If you prefer manual control, use `JITImpl.par_compile` to compile a batch of
configs and drive your own benchmarking:

```python
@tilelang.jit
def factory(M, N, K, block_M=128, block_N=128, block_K=32):
    @T.prim_func
    def k(A: T.Tensor((M, K), 'float16'),
           B: T.Tensor((K, N), 'float16'),
           C: T.Tensor((M, N), 'float16')):
        ...
    return k

impl = factory  # JITImpl
cfgs = [
    dict(block_M=64, block_N=128, block_K=32),
    dict(block_M=128, block_N=128, block_K=64),
]
kernels = impl.par_compile(cfgs, num_workers=4)
# Now benchmark kernels[i](A, B, C) yourself
```

## Recording and Reusing Best Configs

The programmatic path returns an `AutotuneResult` that can be saved and later
reloaded. This is useful for CI, multi‑host workflows, or shipping tuned configs.

```python
artifact = tuner.run()  # AutotuneResult

# Save to disk
from pathlib import Path
save_dir = Path('out/best/matmul_1024')
artifact.save_to_disk(save_dir, verbose=True)

# Reload later
from tilelang.autotuner.param import AutotuneResult, CompileArgs
restored = AutotuneResult.load_from_disk(save_dir, CompileArgs())
best = restored.kernel
best(A, B, C)
```

Notes
- DLPack/Torch execution backend may not persist compiled binaries; in that
  case, re‑compilation is needed on load or use a different backend.
- The directory contains human‑readable JSONs (best config/latency) and sources.

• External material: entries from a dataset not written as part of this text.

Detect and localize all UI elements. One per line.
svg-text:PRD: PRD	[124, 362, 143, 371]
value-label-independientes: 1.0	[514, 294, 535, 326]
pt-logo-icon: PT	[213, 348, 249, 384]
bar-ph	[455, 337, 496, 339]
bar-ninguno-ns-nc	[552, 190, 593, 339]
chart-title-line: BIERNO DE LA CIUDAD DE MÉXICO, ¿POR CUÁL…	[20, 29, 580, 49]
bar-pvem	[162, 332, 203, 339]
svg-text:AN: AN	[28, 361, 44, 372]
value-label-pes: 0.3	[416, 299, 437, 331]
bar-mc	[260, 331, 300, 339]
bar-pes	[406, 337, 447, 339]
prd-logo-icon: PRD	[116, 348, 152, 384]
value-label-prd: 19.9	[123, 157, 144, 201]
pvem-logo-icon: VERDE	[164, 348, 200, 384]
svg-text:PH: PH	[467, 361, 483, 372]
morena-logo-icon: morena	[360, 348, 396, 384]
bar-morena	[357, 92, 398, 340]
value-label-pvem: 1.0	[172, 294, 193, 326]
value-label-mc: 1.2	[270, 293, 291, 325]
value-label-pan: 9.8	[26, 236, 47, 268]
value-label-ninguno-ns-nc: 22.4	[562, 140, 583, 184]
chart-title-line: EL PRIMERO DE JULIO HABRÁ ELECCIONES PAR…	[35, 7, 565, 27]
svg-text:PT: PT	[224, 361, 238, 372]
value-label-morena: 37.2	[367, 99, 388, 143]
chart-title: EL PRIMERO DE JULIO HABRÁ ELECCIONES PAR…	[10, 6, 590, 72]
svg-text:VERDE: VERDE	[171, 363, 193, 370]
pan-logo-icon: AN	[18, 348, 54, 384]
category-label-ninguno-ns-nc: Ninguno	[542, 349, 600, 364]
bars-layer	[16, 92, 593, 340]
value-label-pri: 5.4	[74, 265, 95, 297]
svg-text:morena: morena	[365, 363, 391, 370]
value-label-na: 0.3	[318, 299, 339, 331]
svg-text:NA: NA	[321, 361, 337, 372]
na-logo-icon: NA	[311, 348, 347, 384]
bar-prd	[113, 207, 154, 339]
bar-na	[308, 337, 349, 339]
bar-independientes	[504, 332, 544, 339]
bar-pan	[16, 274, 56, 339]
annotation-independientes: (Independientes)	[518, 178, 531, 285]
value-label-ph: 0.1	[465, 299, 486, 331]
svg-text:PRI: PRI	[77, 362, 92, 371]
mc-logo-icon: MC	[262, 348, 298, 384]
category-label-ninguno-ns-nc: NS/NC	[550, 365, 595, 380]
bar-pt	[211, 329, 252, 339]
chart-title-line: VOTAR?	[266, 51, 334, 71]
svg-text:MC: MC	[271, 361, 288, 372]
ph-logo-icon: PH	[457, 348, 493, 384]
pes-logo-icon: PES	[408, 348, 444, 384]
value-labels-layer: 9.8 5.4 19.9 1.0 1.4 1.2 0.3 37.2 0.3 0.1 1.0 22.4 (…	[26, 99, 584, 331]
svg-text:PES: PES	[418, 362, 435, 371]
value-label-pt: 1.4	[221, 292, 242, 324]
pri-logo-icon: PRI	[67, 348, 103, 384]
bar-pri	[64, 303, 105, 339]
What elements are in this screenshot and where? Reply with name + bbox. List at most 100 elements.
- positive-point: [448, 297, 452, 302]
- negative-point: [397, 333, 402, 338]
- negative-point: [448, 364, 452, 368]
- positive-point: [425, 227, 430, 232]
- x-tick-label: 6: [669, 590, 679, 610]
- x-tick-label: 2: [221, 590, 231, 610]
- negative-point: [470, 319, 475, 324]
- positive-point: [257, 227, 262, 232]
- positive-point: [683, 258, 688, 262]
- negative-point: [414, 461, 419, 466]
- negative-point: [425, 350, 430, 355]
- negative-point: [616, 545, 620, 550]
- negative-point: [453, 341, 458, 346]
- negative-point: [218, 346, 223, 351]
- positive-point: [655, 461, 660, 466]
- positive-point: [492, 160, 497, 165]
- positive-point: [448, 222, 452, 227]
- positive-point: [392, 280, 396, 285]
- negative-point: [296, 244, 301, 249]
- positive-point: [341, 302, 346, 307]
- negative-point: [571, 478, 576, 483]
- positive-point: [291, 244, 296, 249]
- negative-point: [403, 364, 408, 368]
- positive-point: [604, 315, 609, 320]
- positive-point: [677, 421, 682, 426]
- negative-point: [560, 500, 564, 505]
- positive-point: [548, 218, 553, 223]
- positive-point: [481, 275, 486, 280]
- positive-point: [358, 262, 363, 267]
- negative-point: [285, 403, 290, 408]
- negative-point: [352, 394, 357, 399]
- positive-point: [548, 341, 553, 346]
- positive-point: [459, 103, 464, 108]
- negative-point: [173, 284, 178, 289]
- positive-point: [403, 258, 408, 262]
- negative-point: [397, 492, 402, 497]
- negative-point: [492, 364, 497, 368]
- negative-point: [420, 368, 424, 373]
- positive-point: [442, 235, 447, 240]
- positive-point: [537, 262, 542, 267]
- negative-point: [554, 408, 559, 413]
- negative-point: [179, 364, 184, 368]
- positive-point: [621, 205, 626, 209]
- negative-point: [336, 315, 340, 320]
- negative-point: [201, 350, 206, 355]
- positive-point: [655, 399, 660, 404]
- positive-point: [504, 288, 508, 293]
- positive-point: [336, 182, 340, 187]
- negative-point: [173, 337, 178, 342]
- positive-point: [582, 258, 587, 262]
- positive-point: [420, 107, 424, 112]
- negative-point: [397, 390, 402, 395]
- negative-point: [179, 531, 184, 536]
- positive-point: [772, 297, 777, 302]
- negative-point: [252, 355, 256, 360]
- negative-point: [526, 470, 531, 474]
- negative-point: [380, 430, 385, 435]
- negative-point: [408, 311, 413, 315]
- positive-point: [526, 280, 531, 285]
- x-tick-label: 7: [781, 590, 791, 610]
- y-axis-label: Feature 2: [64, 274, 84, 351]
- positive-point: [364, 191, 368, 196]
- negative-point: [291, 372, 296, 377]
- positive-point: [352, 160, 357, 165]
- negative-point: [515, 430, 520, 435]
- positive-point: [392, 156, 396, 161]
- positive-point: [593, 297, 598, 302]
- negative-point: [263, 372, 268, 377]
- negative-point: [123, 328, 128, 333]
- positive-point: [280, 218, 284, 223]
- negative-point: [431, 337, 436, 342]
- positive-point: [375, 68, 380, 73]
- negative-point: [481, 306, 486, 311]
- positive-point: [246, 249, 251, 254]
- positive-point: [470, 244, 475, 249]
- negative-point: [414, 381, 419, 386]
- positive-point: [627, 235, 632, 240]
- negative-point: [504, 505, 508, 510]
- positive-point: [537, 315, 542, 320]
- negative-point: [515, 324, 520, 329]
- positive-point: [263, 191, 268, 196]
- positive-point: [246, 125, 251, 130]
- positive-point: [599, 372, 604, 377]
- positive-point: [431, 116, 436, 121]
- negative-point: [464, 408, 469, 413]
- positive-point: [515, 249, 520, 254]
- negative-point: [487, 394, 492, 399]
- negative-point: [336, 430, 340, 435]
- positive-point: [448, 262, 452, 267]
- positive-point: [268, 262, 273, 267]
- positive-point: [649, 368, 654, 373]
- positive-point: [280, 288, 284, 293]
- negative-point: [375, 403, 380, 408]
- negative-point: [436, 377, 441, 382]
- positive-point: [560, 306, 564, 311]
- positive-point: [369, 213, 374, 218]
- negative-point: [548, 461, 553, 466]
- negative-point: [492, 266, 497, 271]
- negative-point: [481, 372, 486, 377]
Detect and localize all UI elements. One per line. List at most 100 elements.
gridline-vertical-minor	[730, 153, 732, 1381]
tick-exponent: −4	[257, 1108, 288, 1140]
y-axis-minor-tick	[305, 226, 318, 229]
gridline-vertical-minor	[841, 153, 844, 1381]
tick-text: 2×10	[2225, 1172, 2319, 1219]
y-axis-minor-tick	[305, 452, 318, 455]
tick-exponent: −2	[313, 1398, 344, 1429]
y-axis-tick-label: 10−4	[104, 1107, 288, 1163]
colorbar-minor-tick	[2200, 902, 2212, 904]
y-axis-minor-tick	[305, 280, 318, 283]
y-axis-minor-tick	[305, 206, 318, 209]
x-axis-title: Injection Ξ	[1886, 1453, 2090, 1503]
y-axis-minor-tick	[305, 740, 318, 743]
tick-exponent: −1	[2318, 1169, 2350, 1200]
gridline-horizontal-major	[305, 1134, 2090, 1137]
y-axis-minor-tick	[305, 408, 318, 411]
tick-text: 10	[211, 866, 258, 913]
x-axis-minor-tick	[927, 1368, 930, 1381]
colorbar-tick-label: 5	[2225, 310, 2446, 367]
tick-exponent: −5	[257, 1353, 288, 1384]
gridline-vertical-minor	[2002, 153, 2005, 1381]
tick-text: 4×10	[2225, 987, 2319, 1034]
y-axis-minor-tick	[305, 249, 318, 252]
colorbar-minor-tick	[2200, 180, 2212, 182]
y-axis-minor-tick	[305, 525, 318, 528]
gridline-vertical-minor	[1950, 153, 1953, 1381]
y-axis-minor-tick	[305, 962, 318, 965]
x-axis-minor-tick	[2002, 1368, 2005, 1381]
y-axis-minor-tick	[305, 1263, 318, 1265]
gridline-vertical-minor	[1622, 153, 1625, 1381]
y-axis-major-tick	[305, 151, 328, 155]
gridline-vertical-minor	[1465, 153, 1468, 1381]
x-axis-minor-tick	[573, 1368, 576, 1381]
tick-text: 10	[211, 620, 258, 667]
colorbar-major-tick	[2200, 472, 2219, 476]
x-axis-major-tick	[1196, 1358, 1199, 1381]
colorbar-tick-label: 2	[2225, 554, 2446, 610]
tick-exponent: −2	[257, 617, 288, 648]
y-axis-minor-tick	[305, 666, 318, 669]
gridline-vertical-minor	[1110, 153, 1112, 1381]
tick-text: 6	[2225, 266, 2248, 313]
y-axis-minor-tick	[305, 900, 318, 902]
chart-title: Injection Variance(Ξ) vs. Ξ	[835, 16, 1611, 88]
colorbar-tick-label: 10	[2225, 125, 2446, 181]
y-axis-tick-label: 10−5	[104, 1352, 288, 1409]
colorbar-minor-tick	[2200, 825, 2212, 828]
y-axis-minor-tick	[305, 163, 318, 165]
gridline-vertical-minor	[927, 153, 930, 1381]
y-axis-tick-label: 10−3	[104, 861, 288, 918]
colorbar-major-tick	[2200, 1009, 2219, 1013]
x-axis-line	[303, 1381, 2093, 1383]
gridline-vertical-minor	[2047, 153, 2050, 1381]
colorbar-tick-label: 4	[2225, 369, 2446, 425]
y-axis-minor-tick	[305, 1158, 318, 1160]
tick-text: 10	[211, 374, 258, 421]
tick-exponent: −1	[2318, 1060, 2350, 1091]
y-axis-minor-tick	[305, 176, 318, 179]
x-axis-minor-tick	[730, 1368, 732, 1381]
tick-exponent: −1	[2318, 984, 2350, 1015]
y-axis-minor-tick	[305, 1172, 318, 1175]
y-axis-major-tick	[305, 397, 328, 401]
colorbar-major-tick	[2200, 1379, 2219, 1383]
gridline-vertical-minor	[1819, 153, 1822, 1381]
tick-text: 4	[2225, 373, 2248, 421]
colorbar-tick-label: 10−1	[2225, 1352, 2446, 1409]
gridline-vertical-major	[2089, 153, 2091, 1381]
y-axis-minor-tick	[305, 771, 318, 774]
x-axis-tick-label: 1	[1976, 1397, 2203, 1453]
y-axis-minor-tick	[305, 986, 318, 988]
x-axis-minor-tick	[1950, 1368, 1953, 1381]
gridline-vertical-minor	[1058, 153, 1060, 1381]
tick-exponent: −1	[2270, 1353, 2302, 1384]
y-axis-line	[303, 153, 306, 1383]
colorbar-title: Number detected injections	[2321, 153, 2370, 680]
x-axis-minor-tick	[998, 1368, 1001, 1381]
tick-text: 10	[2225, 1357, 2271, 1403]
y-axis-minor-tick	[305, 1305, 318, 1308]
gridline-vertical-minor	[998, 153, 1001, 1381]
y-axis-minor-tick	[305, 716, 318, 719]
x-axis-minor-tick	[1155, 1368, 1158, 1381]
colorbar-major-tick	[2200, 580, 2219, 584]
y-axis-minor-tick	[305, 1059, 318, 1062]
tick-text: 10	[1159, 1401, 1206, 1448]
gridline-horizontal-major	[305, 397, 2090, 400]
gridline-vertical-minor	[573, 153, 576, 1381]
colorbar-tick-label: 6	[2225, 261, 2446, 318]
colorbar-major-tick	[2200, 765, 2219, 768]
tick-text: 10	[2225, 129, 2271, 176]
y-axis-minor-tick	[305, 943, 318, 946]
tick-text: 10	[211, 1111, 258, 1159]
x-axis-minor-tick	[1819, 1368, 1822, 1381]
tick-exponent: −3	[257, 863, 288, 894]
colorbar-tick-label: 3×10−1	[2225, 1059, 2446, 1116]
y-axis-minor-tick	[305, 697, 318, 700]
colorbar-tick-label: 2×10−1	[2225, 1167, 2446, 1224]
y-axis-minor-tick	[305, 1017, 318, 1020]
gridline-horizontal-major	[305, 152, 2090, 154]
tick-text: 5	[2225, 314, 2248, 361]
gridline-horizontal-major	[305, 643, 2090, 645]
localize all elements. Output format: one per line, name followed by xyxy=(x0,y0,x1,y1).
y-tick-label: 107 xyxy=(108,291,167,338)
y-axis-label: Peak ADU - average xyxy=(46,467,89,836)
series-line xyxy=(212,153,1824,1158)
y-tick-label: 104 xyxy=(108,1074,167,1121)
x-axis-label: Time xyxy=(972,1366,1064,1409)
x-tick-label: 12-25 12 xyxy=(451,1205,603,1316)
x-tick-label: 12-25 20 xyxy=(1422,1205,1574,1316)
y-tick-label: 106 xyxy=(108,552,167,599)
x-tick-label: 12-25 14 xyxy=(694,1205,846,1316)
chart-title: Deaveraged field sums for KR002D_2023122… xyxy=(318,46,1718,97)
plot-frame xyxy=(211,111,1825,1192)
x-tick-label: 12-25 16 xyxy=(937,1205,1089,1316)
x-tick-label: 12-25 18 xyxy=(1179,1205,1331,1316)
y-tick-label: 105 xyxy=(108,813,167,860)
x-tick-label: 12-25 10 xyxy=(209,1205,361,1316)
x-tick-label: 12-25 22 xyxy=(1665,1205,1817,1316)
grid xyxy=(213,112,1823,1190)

## Advanced: Config Space Callables

Derive config spaces from problem sizes to keep searches targeted and legal:

```python
def matmul_configs(M, N, K):
    large = min(M, N, K) >= 1024
    tiles = [128] if large else [64, 128]
    for BM in tiles:
        for BN in tiles:
            for BK in [32, 64]:
                for S in [2, 3]:
                    for TH in [128, 256]:
                        yield dict(block_M=BM, block_N=BN, block_K=BK,
                                    num_stages=S, threads=TH)
```

## Device and Backend Selection

Tune compile‑time options explicitly:
- `target='auto'|'cuda'|'hip'|'metal'` (normalized to a TVM Target)
- `execution_backend='auto'|'tvm_ffi'|'ctypes'|'cython'|'nvrtc'|'torch'`
- `pass_configs={...}` to toggle TileLang/TVM passes for experiments

On CUDA with multiple GPUs, the tuner sets the current device per worker thread
to avoid context mixups.

## Troubleshooting
- “No configurations to tune”: Ensure `configs` is a non‑empty list or callable.
- Timeouts: Increase `timeout`; ensure inputs fit device memory; verify that
  your reference check isn’t the bottleneck.
- Dynamic shapes: Provide concrete inputs via `set_autotune_inputs` or a custom
  `supply_prog`.
- Disk cache disabled: Check `TILELANG_AUTO_TUNING_DISABLE_CACHE` and backend.